The big story today is still Sarah Palin’s resignation. I wrote about it late last night at NTC News and, really, that piece says about all I think I can say with any authority. I think we know right now all we can know about why Palin decided to resign and what she plans to do from here on out.

That won’t satisfy most of the commentariat, but it should be pretty obvious that they’re not going to be satisfied no matter what she says. That’s more or less the point Stacy makes in his piece at the American Spectator. His bigger point, which should be obvious but apparently is not, is that Sarah Palin will pick her own path, not the one dictated to her by the GOP establishment and career advisers.
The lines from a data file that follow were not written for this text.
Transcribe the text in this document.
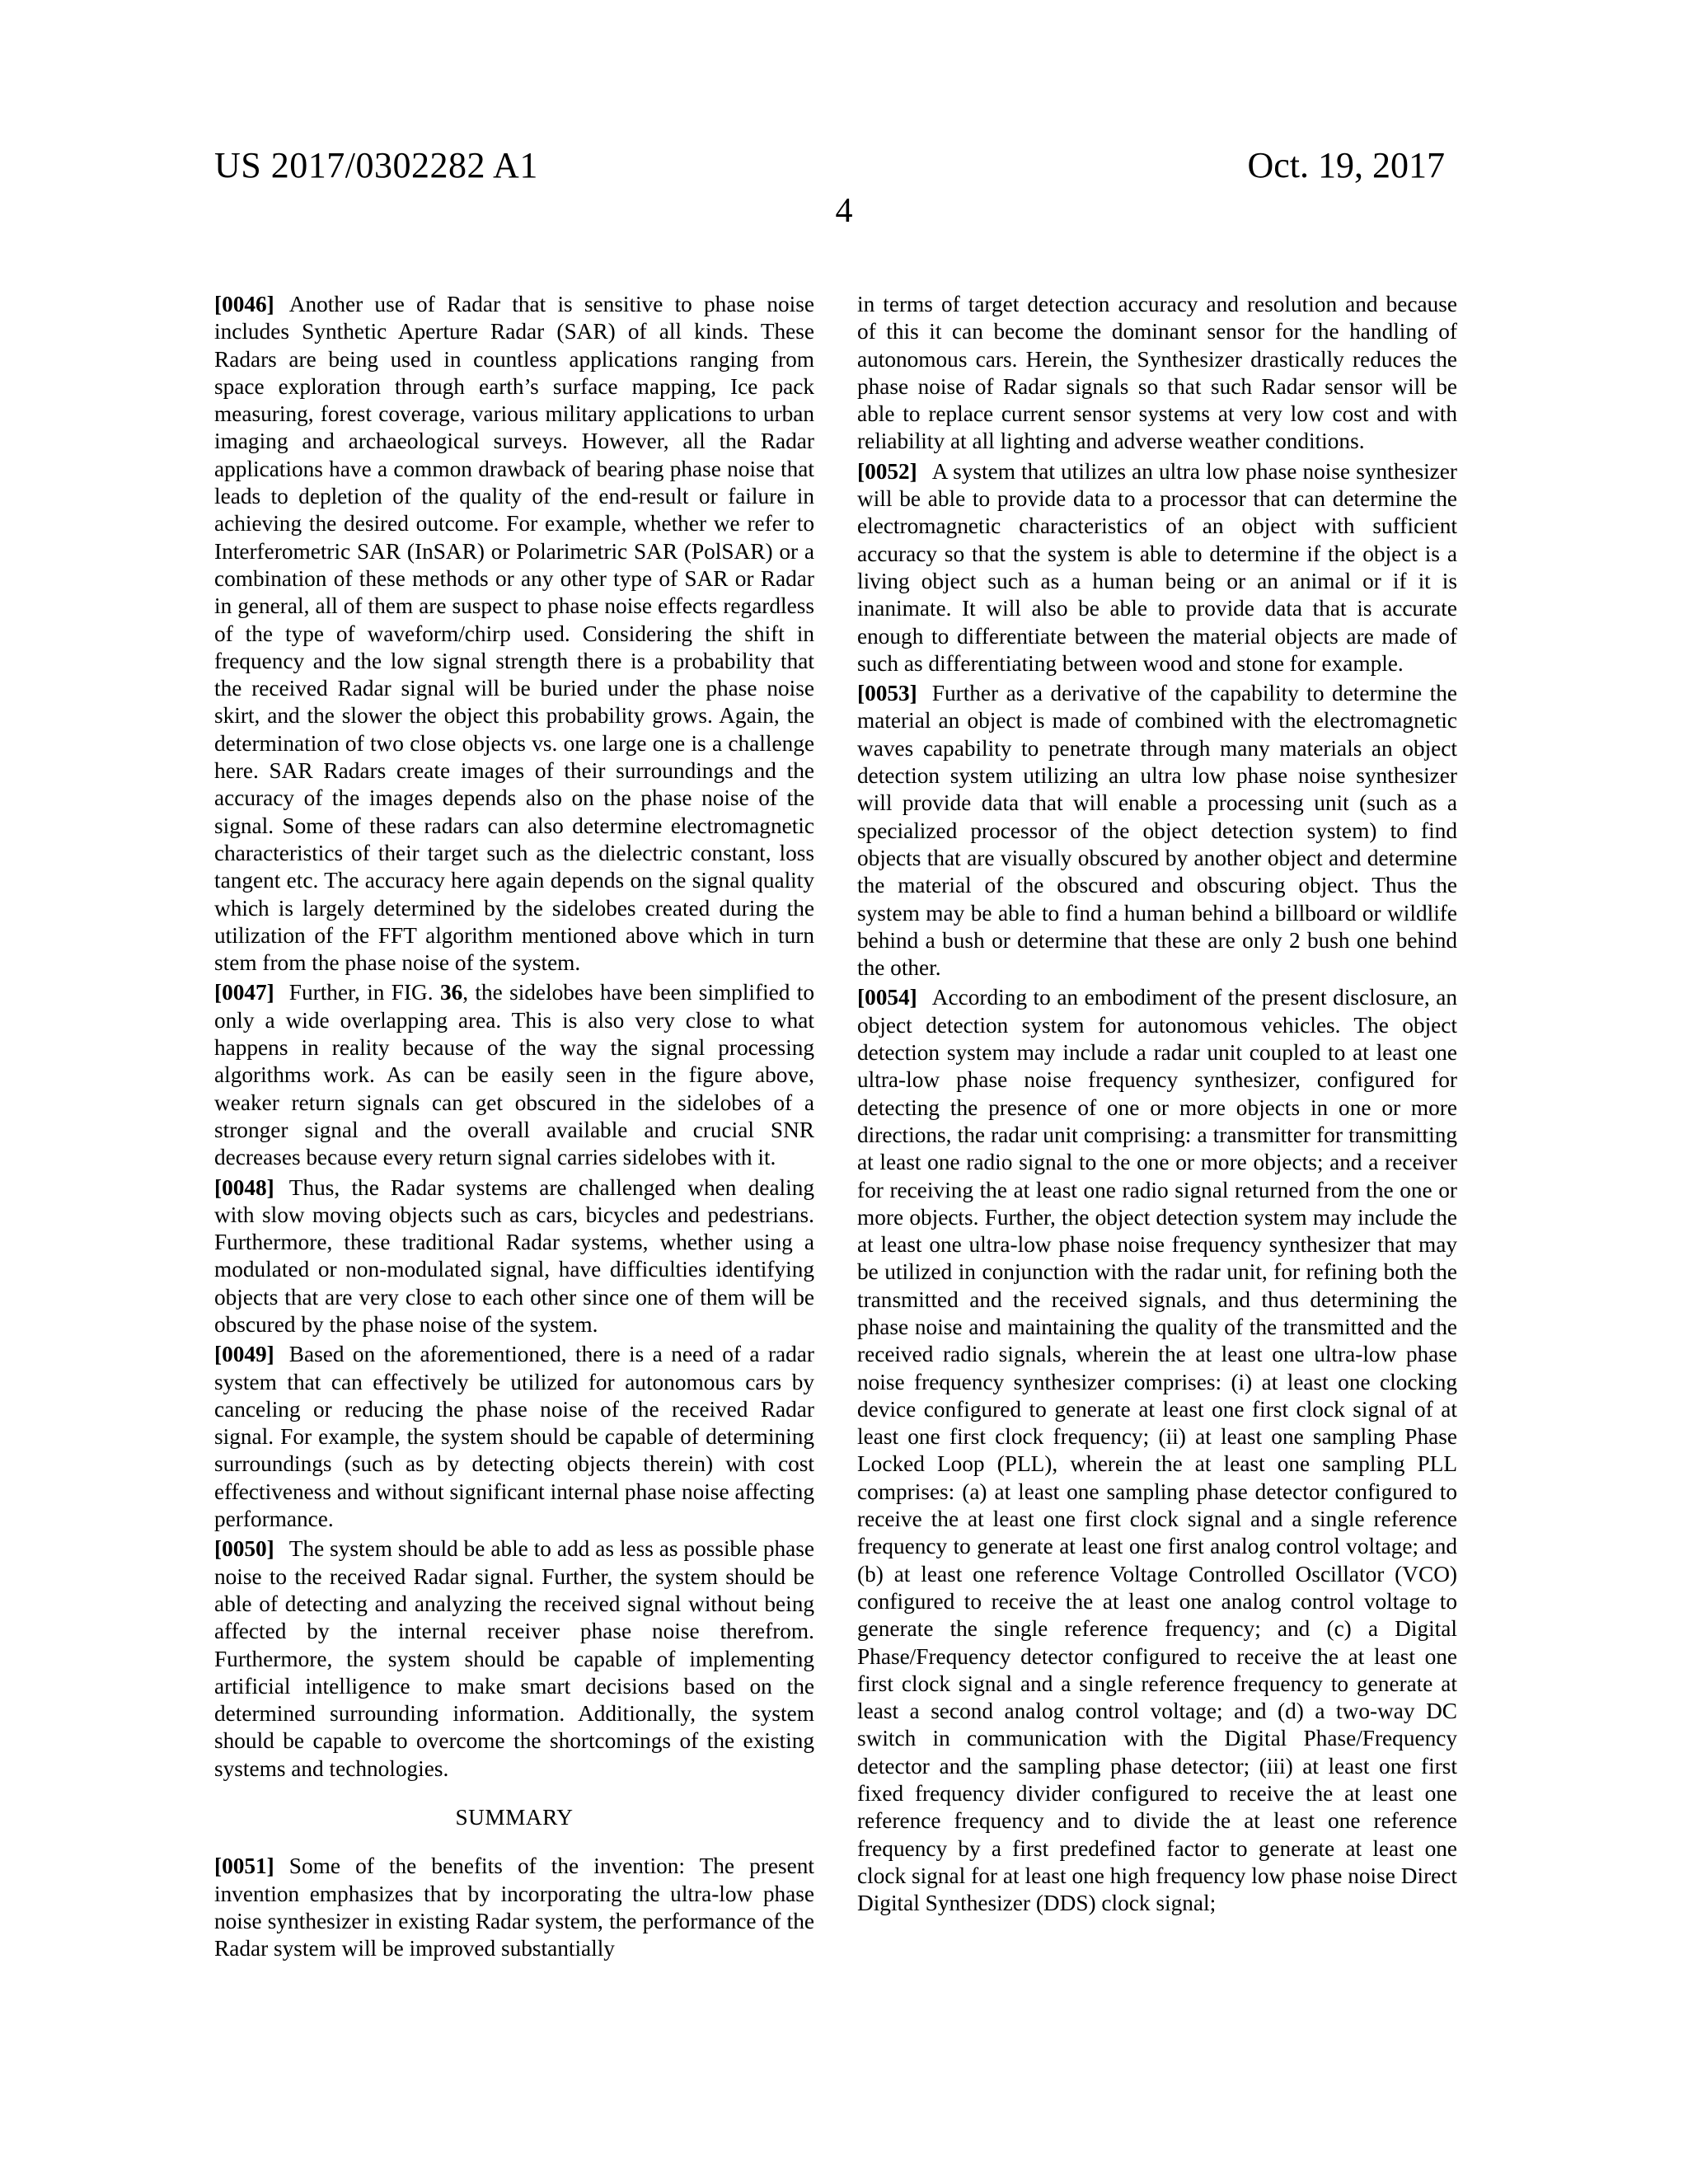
US 2017/0302282 A1	Oct. 19, 2017
4

[0046] Another use of Radar that is sensitive to phase noise includes Synthetic Aperture Radar (SAR) of all kinds. These Radars are being used in countless applications ranging from space exploration through earth’s surface mapping, Ice pack measuring, forest coverage, various military applications to urban imaging and archaeological surveys. However, all the Radar applications have a common drawback of bearing phase noise that leads to depletion of the quality of the end-result or failure in achieving the desired outcome. For example, whether we refer to Interferometric SAR (InSAR) or Polarimetric SAR (PolSAR) or a combination of these methods or any other type of SAR or Radar in general, all of them are suspect to phase noise effects regardless of the type of waveform/chirp used. Considering the shift in frequency and the low signal strength there is a probability that the received Radar signal will be buried under the phase noise skirt, and the slower the object this probability grows. Again, the determination of two close objects vs. one large one is a challenge here. SAR Radars create images of their surroundings and the accuracy of the images depends also on the phase noise of the signal. Some of these radars can also determine electromagnetic characteristics of their target such as the dielectric constant, loss tangent etc. The accuracy here again depends on the signal quality which is largely determined by the sidelobes created during the utilization of the FFT algorithm mentioned above which in turn stem from the phase noise of the system.

[0047] Further, in FIG. 36, the sidelobes have been simplified to only a wide overlapping area. This is also very close to what happens in reality because of the way the signal processing algorithms work. As can be easily seen in the figure above, weaker return signals can get obscured in the sidelobes of a stronger signal and the overall available and crucial SNR decreases because every return signal carries sidelobes with it.

[0048] Thus, the Radar systems are challenged when dealing with slow moving objects such as cars, bicycles and pedestrians. Furthermore, these traditional Radar systems, whether using a modulated or non-modulated signal, have difficulties identifying objects that are very close to each other since one of them will be obscured by the phase noise of the system.

[0049] Based on the aforementioned, there is a need of a radar system that can effectively be utilized for autonomous cars by canceling or reducing the phase noise of the received Radar signal. For example, the system should be capable of determining surroundings (such as by detecting objects therein) with cost effectiveness and without significant internal phase noise affecting performance.

[0050] The system should be able to add as less as possible phase noise to the received Radar signal. Further, the system should be able of detecting and analyzing the received signal without being affected by the internal receiver phase noise therefrom. Furthermore, the system should be capable of implementing artificial intelligence to make smart decisions based on the determined surrounding information. Additionally, the system should be capable to overcome the shortcomings of the existing systems and technologies.

SUMMARY

[0051] Some of the benefits of the invention: The present invention emphasizes that by incorporating the ultra-low phase noise synthesizer in existing Radar system, the performance of the Radar system will be improved substantially

in terms of target detection accuracy and resolution and because of this it can become the dominant sensor for the handling of autonomous cars. Herein, the Synthesizer drastically reduces the phase noise of Radar signals so that such Radar sensor will be able to replace current sensor systems at very low cost and with reliability at all lighting and adverse weather conditions.

[0052] A system that utilizes an ultra low phase noise synthesizer will be able to provide data to a processor that can determine the electromagnetic characteristics of an object with sufficient accuracy so that the system is able to determine if the object is a living object such as a human being or an animal or if it is inanimate. It will also be able to provide data that is accurate enough to differentiate between the material objects are made of such as differentiating between wood and stone for example.

[0053] Further as a derivative of the capability to determine the material an object is made of combined with the electromagnetic waves capability to penetrate through many materials an object detection system utilizing an ultra low phase noise synthesizer will provide data that will enable a processing unit (such as a specialized processor of the object detection system) to find objects that are visually obscured by another object and determine the material of the obscured and obscuring object. Thus the system may be able to find a human behind a billboard or wildlife behind a bush or determine that these are only 2 bush one behind the other.

[0054] According to an embodiment of the present disclosure, an object detection system for autonomous vehicles. The object detection system may include a radar unit coupled to at least one ultra-low phase noise frequency synthesizer, configured for detecting the presence of one or more objects in one or more directions, the radar unit comprising: a transmitter for transmitting at least one radio signal to the one or more objects; and a receiver for receiving the at least one radio signal returned from the one or more objects. Further, the object detection system may include the at least one ultra-low phase noise frequency synthesizer that may be utilized in conjunction with the radar unit, for refining both the transmitted and the received signals, and thus determining the phase noise and maintaining the quality of the transmitted and the received radio signals, wherein the at least one ultra-low phase noise frequency synthesizer comprises: (i) at least one clocking device configured to generate at least one first clock signal of at least one first clock frequency; (ii) at least one sampling Phase Locked Loop (PLL), wherein the at least one sampling PLL comprises: (a) at least one sampling phase detector configured to receive the at least one first clock signal and a single reference frequency to generate at least one first analog control voltage; and (b) at least one reference Voltage Controlled Oscillator (VCO) configured to receive the at least one analog control voltage to generate the single reference frequency; and (c) a Digital Phase/Frequency detector configured to receive the at least one first clock signal and a single reference frequency to generate at least a second analog control voltage; and (d) a two-way DC switch in communication with the Digital Phase/Frequency detector and the sampling phase detector; (iii) at least one first fixed frequency divider configured to receive the at least one reference frequency and to divide the at least one reference frequency by a first predefined factor to generate at least one clock signal for at least one high frequency low phase noise Direct Digital Synthesizer (DDS) clock signal;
Francis Cianfrocca has taken the establishment position but his reasons are all the same conventional wisdom reasons. Here’s what they forget: Palin has always taken the unconventional road to success. Why on Earth would she suddenly decide to listen to the same Republican machine that led her into disastrously hostile interviews with Katie Couric and and Charlie Gibson right out of the box, months of backstabbing by self-aggrandizing campaign hacks, and a cowardly silence from the man who picked her in the first place? For that matter, why should she give herself over to the press who have spent months savaging her for sins real and mostly imagined? On that subject, by the way, you should definitely read Melissa Clouthier’s post, which is a masterpiece.

That leads me to Fred Barnes’ column at The Weekly Standard, which is calm, reasoned, and completely misses the point. He describes the “three legs” of a successful Republican candidate as charisma, experience, and “enough knowledge of foreign and domestic issues to talk about them persuasively”.

That is, of course, the conventional wisdom. However, what Barnes doesn’t say is that the legs are not equal when it comes to a successful President. For at least the last 30 years, the charisma leg has been far more important. That’s evident from his roster of Republican candidates. He starts with Reagan, who I think we almost have to throw out as a once-in-a-lifetime candidate. He is to Republicans what Bill Clinton is to Democrats (and Clinton was pretty weak on foreign and domestic issues when he ran as well). Beyond that, what did Republicans have?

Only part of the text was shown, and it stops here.